Free AI courses are worth it for building real AI literacy and prompting skills, and several still give a free certificate. The catch is that many “free” courses are free to watch but charge for the credential, so always check before you start. Elements of AI, IBM SkillsBuild, and Google Cloud stay free end to end, while Google AI Essentials now needs a paid Coursera plan for the certificate.

Employers increasingly care more about what you can do than which badge you hold. A free course plus a small project or portfolio often beats a paid certificate on its own. The fastest way to learn is to take a course and immediately apply it, which is where having the right tools matters.

Practise across every AI model in one place with Fello AI

A course teaches you the theory, but you only get good by practising prompts on real models. Fello AI is a Mac app that puts ChatGPT, Claude, Gemini, Grok, and DeepSeek in a single window, so you can run the same prompt across each and see how the answers differ. That side-by-side practice is the fastest way to turn course knowledge into real skill.

Instead of paying for several separate subscriptions, you get many of the top models for one price of $9.99 a month, including DeepSeek. It’s a practical companion to any of the courses above, especially the prompting-focused ones. You can get started with Fello AI in a couple of minutes and start practising what you just learned.

If you’re still deciding which assistant to focus on, our Grok vs ChatGPT comparison is a good place to weigh the strengths of each before you commit your study time.

Conclusion

You can learn AI for free in 2026, you just need to know where the real free ends. For a free certificate, start with Elements of AI, IBM SkillsBuild, or Google Cloud’s Introduction to Generative AI. For deeper, build-focused skills, fast.ai, Harvard CS50 AI, and MIT OpenCourseWare are unbeatable value.

Whichever you pick, pair it with hands-on practice across real models so the lessons actually stick. Choose one course today, block out a few hours this week, and start applying what you learn straight away.

FAQ

Are free AI courses worth it?

Yes. Free courses like Elements of AI and IBM SkillsBuild build genuine AI literacy and give a free certificate. Just check whether the certificate is free before you start, since many “free” courses charge for it.

Which free AI course is best for beginners?

Elements of AI from the University of Helsinki is the best beginner pick. It needs no math or coding, takes about 30 hours, and ends with a free downloadable certificate.

Is Google AI Essentials still free?

Not really. The course now sits behind Coursera’s $49 per month subscription after a 7-day free trial, so it’s only free during the trial or with financial aid.

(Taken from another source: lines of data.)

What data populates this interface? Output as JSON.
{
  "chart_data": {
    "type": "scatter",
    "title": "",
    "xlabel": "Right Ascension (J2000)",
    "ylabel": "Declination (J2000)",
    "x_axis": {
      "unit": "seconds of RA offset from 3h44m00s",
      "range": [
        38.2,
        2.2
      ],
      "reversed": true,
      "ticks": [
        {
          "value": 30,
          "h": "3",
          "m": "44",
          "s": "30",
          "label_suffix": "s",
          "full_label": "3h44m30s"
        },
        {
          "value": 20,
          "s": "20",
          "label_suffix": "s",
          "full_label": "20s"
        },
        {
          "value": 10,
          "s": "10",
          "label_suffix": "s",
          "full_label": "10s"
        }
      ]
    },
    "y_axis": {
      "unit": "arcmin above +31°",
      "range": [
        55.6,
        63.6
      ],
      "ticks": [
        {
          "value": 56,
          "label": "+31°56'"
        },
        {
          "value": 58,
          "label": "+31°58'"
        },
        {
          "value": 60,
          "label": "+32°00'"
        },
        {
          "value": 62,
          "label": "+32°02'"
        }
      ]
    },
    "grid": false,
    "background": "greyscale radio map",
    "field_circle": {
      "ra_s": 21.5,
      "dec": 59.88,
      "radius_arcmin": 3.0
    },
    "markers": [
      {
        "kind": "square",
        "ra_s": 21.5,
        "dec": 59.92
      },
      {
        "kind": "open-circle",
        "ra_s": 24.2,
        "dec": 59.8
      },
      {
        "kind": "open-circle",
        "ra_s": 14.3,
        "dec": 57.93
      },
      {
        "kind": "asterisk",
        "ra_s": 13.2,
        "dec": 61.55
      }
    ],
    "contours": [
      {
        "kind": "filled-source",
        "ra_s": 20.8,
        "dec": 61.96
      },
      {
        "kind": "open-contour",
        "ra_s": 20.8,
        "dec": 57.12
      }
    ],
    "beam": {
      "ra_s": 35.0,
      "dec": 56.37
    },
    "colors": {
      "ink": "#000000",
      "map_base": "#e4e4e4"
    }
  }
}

Do free AI courses give a certificate?

Some do. Elements of AI, IBM SkillsBuild, Google Cloud’s Introduction to Generative AI, Anthropic Academy, and Harvard CS50 all include a free certificate or badge. MIT OpenCourseWare and fast.ai don’t offer one.

What’s the best free AI course for coders?

fast.ai’s Practical Deep Learning for Coders is the top free choice for programmers. Pair it with Harvard CS50 AI and Stanford CS229 for a complete, no-cost path into building real AI models.